A Cytoskeletal Mechanism for Ca 2+ Channel Metabolic Dependence and Inactivation by Intracellular Ca 2

• Published in: Neuron (Cambridge, Mass.) Vol. 10; no. 5; pp. 797 - 804
• Main Authors: Johnson, Barry D., Byerly, Lou
• Format: Journal Article
• Language: English
• Published: Elsevier Inc 1993
• ISSN: 0896-6273; 1097-4199
• DOI: 10.1016/0896-6273(93)90196-X

Many different types of voltage-dependent Ca 2+ channels inactivate when intracellular ATP declines or intracellular Ca 2+ rises. An inside-out, patch-clamp technique was applied to the Ca 2+ channels of Lymnaea neurons to determine the mechanism(s) underlying these two phenomena.
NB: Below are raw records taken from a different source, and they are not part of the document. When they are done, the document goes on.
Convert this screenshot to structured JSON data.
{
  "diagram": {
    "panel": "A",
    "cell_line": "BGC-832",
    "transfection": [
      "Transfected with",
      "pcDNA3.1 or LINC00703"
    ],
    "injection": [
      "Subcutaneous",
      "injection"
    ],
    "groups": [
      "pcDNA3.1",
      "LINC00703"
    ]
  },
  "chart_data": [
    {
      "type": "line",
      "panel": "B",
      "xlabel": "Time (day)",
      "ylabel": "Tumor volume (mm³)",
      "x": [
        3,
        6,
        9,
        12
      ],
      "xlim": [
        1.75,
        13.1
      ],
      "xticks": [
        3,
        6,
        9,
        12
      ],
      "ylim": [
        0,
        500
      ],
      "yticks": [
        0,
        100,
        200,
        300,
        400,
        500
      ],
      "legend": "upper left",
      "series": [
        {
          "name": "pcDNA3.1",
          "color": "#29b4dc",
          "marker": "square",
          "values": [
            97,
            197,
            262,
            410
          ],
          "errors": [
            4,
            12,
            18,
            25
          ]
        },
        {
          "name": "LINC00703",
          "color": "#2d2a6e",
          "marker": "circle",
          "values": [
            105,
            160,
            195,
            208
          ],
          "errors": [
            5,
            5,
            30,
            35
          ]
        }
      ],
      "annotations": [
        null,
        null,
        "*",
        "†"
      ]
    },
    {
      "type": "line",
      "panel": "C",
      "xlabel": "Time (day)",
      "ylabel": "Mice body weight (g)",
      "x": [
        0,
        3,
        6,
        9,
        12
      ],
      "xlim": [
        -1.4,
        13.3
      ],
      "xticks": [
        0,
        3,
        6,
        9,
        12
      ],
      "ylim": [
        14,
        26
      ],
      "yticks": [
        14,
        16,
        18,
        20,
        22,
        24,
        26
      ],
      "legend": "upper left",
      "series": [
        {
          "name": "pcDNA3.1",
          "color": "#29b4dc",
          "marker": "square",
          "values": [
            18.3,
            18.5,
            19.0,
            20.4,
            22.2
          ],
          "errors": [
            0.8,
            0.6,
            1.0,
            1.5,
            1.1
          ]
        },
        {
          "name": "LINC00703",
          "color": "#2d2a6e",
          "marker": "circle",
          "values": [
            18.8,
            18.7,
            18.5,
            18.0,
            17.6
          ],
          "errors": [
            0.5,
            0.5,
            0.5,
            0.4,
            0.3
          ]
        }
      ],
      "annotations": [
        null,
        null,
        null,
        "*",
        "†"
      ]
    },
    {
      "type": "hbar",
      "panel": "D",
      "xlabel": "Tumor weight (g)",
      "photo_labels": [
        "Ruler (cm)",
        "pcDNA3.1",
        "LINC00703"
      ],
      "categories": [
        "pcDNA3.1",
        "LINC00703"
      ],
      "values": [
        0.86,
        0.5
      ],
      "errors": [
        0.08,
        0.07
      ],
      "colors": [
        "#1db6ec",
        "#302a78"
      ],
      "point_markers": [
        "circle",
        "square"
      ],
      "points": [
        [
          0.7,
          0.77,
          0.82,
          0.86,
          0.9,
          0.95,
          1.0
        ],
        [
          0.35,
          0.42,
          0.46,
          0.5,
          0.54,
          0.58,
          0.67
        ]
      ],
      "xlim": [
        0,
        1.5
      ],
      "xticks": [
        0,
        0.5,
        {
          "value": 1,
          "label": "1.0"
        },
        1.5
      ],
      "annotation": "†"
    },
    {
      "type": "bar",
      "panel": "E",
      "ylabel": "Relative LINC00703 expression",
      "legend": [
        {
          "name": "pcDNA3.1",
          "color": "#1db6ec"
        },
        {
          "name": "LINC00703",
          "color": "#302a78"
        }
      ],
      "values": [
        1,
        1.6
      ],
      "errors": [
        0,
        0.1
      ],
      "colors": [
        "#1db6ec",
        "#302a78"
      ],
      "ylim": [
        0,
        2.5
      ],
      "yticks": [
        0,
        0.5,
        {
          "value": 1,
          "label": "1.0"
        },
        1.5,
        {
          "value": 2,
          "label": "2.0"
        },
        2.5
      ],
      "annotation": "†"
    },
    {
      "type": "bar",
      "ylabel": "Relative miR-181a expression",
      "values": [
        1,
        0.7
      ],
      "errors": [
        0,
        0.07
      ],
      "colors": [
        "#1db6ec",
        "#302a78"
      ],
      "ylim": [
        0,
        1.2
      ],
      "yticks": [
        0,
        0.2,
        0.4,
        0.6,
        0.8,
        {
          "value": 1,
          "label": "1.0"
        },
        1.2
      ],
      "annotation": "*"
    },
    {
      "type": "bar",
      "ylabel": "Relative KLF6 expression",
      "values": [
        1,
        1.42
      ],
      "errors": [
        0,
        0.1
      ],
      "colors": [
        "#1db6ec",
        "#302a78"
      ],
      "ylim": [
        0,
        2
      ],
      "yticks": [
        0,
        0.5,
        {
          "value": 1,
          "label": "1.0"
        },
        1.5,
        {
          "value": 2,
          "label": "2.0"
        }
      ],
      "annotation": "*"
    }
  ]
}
Although no evidence was found for a phosphorylation mechanism, agents that act on the cytoskeleton were found to alter Ca 2+ channel activity. The cytoskeletal disrupters colchicine and cytochalasin B were found to speed Ca 2+ channel decline in ATP, whereas the cytoskeletal stabilizers taxol and phalloidin were found to prolong Ca 2+ channel activity without ATP. In addition, cytoskeletal stabilizers reduced Ca 2+-dependent channel inactivation, suggesting that both channel metabolic dependence and Ca 2+-dependent inactivation result from a cytoskeletal interaction.